I shake my head. “I don’t run.”
She watches me in the mirror.
I watch her back.
The whole conversation is a double reflection, neither of us willing to show the real angle.
She sets her hand on the bar, palm down.
The nail polish matches the dress, perfect and deliberate. “You think you’re untouchable.”
I grin. “No one’s untouchable. But some are harder to reach.”
She considers that. “You’re expecting me to try something tonight.”
I nod.
“Do you want me to?”
I finish my drink, pour another. “Depends on what.”
She tilts her head, bares her neck. An invitation, or a dare. “I could kill you right now.”
“Try,” I say, barely above a whisper.
Her hand flashes to her thigh.
The blade is out, edge glinting under the chandelier.
She holds it low, pointed at my femoral artery.
I laugh. “You wouldn’t.”
She shakes her head, almost regretful. “Not here. Too public.”
“You’re not as cold as your father says,” I tell her. “Besides, I cleared the bar out so you’d get your shot.”

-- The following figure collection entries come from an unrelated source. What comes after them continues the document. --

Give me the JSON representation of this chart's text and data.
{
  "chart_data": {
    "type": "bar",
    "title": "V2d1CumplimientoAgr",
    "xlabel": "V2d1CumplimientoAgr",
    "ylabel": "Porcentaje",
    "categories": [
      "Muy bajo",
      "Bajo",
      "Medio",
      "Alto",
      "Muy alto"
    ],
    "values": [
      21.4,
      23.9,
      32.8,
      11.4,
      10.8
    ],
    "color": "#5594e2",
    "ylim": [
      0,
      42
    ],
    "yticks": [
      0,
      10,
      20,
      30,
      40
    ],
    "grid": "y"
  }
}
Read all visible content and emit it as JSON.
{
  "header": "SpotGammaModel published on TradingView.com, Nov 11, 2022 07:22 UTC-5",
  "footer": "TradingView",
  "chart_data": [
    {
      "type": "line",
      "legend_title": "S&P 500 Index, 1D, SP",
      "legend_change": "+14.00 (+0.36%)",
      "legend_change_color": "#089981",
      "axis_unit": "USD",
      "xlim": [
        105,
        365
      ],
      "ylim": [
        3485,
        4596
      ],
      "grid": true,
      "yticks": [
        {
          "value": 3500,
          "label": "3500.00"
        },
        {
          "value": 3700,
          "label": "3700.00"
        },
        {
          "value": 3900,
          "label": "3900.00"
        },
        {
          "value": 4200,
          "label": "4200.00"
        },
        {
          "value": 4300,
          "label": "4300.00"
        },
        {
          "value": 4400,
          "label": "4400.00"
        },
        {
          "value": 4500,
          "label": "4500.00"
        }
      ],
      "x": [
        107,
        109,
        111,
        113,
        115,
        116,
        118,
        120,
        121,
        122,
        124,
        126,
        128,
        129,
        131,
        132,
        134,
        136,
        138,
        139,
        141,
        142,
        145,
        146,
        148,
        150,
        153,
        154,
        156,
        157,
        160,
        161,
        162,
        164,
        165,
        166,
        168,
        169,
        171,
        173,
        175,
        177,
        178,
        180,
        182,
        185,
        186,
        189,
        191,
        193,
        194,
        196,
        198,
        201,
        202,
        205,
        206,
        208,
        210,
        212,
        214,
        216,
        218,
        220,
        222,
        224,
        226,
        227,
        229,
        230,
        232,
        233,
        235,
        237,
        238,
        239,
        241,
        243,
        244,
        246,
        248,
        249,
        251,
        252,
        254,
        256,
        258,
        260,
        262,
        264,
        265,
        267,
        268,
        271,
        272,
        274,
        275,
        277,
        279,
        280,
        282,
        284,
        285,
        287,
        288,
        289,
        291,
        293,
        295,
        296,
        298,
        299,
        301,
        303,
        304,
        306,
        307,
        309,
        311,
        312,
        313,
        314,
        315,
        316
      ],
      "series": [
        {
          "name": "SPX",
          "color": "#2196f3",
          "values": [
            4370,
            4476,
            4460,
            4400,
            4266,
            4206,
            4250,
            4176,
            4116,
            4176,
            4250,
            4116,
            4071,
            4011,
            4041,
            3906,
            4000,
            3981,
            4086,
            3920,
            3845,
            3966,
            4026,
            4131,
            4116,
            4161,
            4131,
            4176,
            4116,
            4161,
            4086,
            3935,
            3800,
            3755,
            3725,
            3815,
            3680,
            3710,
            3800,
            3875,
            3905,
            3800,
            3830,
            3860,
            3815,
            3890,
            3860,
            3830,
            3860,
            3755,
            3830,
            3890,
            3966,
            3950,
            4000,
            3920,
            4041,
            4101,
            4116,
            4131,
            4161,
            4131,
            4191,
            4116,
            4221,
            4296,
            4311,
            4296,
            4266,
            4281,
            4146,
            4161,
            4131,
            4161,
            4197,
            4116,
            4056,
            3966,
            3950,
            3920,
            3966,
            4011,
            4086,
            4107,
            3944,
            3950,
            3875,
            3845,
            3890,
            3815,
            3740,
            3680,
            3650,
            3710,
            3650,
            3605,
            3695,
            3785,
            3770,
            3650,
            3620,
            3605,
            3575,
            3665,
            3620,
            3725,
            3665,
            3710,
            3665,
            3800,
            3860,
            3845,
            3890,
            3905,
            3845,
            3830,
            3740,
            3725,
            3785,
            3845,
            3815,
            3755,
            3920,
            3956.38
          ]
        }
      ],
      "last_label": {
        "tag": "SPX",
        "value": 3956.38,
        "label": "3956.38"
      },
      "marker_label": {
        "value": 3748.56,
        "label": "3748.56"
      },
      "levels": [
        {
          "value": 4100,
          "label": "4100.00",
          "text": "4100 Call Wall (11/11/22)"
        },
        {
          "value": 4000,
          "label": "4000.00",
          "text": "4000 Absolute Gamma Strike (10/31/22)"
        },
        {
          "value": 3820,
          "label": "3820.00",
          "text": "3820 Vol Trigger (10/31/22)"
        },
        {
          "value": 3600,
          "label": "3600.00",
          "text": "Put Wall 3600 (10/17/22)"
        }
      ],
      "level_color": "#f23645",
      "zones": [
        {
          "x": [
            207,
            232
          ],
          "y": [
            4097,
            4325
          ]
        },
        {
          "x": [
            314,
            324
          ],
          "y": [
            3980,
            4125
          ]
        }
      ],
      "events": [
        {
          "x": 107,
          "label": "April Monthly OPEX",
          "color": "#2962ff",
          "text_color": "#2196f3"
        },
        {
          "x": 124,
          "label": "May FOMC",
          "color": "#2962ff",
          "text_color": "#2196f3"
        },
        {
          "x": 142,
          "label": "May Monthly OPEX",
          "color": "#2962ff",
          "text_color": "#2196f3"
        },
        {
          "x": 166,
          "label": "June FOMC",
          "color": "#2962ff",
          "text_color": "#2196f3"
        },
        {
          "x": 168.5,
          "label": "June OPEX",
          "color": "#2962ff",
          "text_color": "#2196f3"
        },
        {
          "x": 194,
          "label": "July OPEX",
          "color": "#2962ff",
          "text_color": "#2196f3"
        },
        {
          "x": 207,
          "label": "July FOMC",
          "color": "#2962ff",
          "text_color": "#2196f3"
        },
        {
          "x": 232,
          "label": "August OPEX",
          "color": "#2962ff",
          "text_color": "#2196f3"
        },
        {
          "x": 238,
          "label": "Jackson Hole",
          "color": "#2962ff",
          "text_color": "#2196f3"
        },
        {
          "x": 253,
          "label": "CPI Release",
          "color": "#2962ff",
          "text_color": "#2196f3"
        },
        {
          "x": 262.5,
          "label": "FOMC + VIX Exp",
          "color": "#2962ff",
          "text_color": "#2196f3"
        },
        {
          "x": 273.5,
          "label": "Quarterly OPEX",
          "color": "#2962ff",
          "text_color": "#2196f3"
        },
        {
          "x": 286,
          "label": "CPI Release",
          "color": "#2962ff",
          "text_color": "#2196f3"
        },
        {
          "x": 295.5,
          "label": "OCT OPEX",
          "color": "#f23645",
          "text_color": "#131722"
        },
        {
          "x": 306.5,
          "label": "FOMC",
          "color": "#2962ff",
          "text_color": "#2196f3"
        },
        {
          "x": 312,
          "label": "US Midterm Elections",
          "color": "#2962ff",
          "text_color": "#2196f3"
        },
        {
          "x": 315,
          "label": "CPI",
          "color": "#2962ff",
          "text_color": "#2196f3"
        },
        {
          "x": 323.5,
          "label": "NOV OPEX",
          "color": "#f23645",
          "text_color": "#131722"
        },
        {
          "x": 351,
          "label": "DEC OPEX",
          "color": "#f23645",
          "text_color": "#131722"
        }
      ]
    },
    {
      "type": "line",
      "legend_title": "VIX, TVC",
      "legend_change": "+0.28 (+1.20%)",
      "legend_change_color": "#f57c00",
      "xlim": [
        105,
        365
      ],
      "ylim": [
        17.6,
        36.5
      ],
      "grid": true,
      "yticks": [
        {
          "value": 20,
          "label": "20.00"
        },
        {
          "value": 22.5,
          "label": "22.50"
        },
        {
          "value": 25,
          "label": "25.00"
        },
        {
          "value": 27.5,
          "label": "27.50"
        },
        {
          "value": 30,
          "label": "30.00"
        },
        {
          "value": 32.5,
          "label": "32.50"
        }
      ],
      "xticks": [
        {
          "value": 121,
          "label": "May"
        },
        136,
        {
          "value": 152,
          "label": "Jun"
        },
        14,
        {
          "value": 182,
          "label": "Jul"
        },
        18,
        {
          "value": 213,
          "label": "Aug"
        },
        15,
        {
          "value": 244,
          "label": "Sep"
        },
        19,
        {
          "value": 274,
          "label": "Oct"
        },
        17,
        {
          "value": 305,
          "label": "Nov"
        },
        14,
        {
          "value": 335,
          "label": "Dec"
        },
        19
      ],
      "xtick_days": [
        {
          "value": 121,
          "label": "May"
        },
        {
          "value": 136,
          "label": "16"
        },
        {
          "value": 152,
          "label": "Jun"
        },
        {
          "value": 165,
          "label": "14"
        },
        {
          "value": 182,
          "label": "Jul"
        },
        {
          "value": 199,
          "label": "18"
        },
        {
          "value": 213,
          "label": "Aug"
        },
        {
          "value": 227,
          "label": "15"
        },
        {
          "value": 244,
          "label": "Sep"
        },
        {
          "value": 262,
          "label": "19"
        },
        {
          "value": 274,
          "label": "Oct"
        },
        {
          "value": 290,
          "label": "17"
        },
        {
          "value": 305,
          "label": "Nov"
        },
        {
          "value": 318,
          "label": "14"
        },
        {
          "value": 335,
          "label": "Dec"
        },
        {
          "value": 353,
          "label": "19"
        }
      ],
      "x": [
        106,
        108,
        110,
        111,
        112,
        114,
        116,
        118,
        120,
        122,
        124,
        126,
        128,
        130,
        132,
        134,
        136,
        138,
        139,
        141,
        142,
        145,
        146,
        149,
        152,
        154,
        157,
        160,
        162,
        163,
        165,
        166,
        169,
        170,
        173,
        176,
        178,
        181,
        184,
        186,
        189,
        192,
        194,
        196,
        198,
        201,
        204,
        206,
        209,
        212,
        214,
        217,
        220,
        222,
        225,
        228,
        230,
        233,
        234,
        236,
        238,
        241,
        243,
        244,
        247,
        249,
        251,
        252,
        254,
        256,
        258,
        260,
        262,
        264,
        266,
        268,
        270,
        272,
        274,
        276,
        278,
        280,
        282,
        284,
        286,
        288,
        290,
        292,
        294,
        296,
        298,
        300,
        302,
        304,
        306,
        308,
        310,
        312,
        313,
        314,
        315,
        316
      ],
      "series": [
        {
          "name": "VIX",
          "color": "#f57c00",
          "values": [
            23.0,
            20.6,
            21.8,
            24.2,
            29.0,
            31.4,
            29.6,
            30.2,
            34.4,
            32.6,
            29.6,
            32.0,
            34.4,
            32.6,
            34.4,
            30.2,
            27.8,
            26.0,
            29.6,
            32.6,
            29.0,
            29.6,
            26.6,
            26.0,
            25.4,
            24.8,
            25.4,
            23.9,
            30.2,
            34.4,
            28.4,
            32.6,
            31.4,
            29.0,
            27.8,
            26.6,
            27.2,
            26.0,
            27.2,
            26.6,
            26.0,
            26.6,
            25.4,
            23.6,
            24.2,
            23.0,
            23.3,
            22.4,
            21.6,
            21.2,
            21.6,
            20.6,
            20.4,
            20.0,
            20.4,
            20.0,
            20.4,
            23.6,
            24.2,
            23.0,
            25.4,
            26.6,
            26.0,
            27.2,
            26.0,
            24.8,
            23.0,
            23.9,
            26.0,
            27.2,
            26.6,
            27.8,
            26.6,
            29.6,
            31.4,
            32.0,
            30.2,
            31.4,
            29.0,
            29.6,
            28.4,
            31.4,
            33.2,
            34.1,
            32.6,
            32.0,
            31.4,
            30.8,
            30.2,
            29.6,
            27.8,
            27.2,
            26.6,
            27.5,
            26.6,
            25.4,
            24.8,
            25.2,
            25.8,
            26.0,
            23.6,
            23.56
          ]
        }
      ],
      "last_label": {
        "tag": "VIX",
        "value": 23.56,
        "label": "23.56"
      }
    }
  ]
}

She flicks the blade shut, sets it on the bar between us. “Maybe I enjoy the hunt.”
We stare at each other for a long time.
The bartender doesn’t come back. No one does.
“I could offer you a deal,” I say.
She smiles, teeth sharp. “You don’t have anything I want, Mr. Bane.”
“Sure about that?”
She glances at the bottle, then back to me. “You have power. You have leverage. But I don’t want your empire. I want your blood on the floor.”
I stand, slow.
She tenses, hand close to the knife again.
Leaning in, close enough to taste her breath, to say, “Then you’ll have to earn it.”
She laughs, low and genuine. “See you soon, King.”
But she never gets the opportunity to leave.
It happens so fast, my pulse barely has time to speed up.